Hot on the heels of arch-rival Toyota, Honda announced a new hybrid racer to compete in the GT300 class of the popular Super GT championship from the summer of 2012. Developed in conjunction with Mugen, it is very loosely based on the hybrid CR-Z road car. Effectively a silhouette racer, only some elements from the chassis and the overall exterior design have been carried over from the road car.
Among the many substantial changes is the relocation of the engine from directly in front of the cockpit to right behind it. To accommodate these modifications, much of the chassis has been replaced by a tubular spaceframe structure. Bolted onto the heavily revised frame is a full racing suspension, consisting of double wishbones and push-rod actuated dampers and springs. The stock brakes have also been discarded in favour of ventilated, carbon-ceramic discs on all four corners.
The relocated drivetrain is also quite a departure from the road going CR-Z, which uses a modest four cylinder engine, aided by an electric motor. The GT300 machine combines the twin-turbo V6 used in LMP2 with Honda's racing hybrid system. Heavily restricted to meet the regulations, the 2.8 litre engine produces just under 300 bhp. The hybrid system can add up to 67 bhp to that figure. This power is transferred to the rear wheels through a six-speed, sequential gearbox.
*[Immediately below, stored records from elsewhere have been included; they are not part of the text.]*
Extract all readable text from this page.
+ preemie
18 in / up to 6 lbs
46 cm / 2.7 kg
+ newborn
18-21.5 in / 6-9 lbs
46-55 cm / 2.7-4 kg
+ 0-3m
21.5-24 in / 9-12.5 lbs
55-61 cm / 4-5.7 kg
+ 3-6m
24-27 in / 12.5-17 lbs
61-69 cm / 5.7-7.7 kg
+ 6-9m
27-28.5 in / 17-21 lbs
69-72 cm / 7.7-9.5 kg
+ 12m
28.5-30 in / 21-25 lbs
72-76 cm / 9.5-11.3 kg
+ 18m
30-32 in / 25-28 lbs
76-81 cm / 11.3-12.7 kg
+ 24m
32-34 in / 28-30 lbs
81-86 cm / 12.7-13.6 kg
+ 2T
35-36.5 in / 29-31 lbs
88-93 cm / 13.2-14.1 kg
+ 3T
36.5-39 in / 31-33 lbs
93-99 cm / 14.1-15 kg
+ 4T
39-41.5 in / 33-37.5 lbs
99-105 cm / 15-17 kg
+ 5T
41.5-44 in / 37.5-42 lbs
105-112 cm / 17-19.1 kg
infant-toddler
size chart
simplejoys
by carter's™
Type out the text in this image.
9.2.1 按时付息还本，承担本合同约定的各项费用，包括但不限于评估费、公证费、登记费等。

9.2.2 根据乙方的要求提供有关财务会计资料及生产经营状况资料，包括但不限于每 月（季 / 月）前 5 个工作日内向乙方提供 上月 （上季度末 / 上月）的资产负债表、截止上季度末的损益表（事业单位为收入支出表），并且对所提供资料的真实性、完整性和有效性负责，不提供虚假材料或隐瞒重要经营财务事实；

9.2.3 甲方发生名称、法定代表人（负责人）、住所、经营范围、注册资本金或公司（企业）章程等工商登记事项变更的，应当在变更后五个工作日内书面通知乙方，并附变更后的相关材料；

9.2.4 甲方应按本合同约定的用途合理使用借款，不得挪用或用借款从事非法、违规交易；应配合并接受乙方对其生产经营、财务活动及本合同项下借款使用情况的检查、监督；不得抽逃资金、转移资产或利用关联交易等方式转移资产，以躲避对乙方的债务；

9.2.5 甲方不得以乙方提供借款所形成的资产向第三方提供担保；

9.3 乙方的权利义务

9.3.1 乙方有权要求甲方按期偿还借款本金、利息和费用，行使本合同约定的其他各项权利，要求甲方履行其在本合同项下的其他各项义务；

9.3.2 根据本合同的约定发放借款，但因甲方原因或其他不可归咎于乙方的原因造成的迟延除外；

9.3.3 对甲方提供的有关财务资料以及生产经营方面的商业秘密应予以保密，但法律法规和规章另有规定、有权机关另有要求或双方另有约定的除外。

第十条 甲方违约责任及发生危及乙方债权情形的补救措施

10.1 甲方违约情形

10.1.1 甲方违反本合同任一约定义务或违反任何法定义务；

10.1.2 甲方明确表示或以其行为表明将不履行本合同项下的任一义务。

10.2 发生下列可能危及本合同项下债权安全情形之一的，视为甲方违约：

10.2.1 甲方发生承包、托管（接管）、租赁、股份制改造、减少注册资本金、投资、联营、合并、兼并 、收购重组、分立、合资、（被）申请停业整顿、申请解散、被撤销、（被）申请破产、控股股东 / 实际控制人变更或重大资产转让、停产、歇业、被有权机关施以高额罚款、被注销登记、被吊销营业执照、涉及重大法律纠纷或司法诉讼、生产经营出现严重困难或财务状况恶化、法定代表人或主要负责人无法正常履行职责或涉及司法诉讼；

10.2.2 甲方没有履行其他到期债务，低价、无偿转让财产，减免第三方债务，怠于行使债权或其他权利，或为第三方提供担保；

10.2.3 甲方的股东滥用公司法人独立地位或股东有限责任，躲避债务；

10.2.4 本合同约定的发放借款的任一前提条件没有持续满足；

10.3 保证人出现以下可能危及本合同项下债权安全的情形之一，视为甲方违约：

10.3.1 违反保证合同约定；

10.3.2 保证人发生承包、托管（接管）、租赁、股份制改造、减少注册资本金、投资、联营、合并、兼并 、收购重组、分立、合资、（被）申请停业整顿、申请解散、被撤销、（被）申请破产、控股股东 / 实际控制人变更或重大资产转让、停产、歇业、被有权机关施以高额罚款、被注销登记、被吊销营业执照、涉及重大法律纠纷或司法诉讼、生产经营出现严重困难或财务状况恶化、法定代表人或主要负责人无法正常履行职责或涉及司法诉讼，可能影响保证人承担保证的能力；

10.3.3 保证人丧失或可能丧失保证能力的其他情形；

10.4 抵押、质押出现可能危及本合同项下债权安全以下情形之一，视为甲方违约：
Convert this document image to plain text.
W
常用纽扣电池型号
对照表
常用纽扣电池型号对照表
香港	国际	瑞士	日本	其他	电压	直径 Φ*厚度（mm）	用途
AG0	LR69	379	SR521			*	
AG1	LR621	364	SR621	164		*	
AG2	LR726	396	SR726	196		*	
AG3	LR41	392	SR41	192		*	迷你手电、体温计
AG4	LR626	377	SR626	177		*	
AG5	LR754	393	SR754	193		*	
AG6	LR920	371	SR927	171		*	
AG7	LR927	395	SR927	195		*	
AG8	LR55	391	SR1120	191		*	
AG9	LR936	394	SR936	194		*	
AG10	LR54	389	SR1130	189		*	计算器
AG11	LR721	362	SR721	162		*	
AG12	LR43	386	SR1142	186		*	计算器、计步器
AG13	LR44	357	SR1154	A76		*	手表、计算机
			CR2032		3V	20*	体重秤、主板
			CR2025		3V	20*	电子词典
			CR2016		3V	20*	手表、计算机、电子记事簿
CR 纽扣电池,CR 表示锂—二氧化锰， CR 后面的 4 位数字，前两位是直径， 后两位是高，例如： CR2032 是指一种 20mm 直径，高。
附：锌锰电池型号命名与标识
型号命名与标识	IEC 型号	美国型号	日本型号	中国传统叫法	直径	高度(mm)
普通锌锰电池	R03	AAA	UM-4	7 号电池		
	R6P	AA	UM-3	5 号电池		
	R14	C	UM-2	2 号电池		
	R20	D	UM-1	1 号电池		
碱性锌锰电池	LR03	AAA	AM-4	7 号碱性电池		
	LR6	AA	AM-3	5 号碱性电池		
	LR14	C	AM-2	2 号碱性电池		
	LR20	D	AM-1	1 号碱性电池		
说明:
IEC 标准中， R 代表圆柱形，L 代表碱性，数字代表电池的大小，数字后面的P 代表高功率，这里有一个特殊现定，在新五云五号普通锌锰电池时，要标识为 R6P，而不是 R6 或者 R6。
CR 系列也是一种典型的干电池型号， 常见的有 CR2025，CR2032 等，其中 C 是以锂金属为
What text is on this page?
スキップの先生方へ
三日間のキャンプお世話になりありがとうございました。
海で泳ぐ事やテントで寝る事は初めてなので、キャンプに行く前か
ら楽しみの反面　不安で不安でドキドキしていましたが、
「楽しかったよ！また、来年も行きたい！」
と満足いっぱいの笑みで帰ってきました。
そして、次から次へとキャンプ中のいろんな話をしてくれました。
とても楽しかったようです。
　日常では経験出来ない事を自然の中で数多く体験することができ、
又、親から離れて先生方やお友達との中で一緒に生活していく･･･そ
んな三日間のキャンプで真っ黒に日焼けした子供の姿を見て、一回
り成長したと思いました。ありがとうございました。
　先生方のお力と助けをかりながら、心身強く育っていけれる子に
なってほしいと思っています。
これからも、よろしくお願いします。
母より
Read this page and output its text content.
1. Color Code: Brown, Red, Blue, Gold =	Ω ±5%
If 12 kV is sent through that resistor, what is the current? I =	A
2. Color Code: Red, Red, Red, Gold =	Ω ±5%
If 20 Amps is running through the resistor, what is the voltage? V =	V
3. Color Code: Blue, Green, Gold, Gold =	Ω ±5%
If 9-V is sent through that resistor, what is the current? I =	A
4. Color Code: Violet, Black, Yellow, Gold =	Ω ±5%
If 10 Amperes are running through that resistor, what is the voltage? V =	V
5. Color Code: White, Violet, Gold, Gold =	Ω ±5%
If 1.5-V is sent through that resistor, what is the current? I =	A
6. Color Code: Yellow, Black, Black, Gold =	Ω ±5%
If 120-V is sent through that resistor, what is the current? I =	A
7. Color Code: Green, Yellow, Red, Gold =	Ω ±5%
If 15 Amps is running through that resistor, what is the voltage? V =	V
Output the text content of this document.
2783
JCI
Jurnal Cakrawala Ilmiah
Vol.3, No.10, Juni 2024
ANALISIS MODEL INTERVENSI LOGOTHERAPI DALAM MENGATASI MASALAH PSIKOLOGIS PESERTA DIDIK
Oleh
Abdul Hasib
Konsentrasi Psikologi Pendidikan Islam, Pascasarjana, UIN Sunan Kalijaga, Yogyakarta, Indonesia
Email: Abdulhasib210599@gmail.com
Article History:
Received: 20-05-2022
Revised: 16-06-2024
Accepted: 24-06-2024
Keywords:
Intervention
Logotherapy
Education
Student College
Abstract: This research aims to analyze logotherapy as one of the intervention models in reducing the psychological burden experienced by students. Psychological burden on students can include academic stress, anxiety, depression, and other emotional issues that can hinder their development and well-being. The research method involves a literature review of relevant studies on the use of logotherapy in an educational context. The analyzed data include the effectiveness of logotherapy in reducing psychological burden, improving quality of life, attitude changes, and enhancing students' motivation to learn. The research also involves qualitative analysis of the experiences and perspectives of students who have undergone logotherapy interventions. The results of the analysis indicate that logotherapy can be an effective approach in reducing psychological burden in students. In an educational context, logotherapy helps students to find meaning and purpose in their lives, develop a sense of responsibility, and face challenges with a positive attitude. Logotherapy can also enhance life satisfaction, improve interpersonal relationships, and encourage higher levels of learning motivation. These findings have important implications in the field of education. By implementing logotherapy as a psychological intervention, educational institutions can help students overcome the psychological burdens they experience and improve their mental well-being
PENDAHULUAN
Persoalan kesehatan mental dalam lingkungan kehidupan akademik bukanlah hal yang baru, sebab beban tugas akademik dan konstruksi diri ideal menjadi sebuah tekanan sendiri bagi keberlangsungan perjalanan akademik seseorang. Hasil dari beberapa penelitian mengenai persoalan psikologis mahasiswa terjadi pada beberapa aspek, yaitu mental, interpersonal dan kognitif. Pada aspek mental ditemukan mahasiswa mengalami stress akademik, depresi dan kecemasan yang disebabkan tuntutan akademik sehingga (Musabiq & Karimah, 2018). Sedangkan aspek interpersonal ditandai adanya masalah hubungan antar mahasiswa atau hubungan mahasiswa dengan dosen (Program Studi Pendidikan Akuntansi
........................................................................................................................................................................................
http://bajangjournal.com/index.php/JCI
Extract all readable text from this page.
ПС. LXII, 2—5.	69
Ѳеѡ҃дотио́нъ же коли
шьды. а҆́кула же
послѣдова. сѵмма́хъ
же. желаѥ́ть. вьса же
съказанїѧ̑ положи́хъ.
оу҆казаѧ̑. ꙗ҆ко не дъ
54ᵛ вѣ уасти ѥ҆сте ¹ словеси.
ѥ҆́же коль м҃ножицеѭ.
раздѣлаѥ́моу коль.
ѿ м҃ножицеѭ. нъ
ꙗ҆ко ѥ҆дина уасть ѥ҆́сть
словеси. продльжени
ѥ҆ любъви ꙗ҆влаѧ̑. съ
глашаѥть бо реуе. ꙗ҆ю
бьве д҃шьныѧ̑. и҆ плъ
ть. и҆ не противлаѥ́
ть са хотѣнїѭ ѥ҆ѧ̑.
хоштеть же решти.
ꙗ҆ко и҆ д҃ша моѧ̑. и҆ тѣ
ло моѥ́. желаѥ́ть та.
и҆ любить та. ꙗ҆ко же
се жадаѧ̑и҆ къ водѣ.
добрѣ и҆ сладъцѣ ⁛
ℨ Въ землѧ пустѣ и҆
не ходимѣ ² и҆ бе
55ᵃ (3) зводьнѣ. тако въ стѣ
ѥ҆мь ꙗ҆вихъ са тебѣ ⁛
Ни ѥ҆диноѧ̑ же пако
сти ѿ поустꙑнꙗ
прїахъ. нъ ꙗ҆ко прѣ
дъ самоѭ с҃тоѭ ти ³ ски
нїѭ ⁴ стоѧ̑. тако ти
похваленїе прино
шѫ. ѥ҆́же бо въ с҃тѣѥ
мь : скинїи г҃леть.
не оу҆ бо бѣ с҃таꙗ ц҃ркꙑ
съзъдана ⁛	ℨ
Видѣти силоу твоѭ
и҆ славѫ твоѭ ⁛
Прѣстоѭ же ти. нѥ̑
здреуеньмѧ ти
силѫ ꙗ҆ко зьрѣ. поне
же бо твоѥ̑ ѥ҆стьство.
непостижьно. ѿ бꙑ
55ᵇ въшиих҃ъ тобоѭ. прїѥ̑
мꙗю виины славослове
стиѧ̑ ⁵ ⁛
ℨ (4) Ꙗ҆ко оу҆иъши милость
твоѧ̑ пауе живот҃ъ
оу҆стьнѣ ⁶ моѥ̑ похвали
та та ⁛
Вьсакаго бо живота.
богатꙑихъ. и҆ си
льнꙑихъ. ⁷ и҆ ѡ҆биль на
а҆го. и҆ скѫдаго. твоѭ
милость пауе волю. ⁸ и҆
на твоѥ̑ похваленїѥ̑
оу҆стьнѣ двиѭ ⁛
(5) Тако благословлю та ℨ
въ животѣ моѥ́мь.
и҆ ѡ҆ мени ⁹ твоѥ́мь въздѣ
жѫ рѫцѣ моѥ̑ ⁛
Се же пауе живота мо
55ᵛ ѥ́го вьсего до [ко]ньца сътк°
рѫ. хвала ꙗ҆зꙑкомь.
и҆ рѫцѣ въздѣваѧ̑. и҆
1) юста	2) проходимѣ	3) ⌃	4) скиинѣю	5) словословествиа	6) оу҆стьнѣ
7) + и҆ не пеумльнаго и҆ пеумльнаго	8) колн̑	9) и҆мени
With the exception of the stock roof and doors, the sophisticated racer is clothed in a bespoke, silhouette body. Despite being substantially wider, the overall shape still resembles the CR-Z road car. The rear features a very long diffuser, which allows the sizeable rear wing to be mounted well behind the tail of the car. Due to the location of the engine, rearward visibility is very limited. This is solved by equipping the car with a rearview camera, which is connected to a small screen in the cockpit.
The first Mugen CR-Z GT was ready in the spring of 2012 and extensively tested by former Indy racer Hideki Mutoh. The new racer made its debut at round 4 of the Super GT Championship at Sugo. With Mutoh joined behind the wheel by Daisuke Nakajima, the CR-Z GT qualified ninth and eventually finished the race 16th, three laps behind the GT300 class winning Nissan GT-R. The new Honda did manage to clock the fastest lap of the race.
Helped in part by the lack of handicap weight, the CR-Z GT continued that good form at the following Suzuka round where Mutoh placed it on pole position. Reliability issues dropped the car down the order to 11th in the race. At its most recent outing Mutoh and Nakajima managed to convert a third place starting position, into the car's first podium finish. They ended the race in third, behind the Toyota Prius and the class winning Porsche 911 GT3.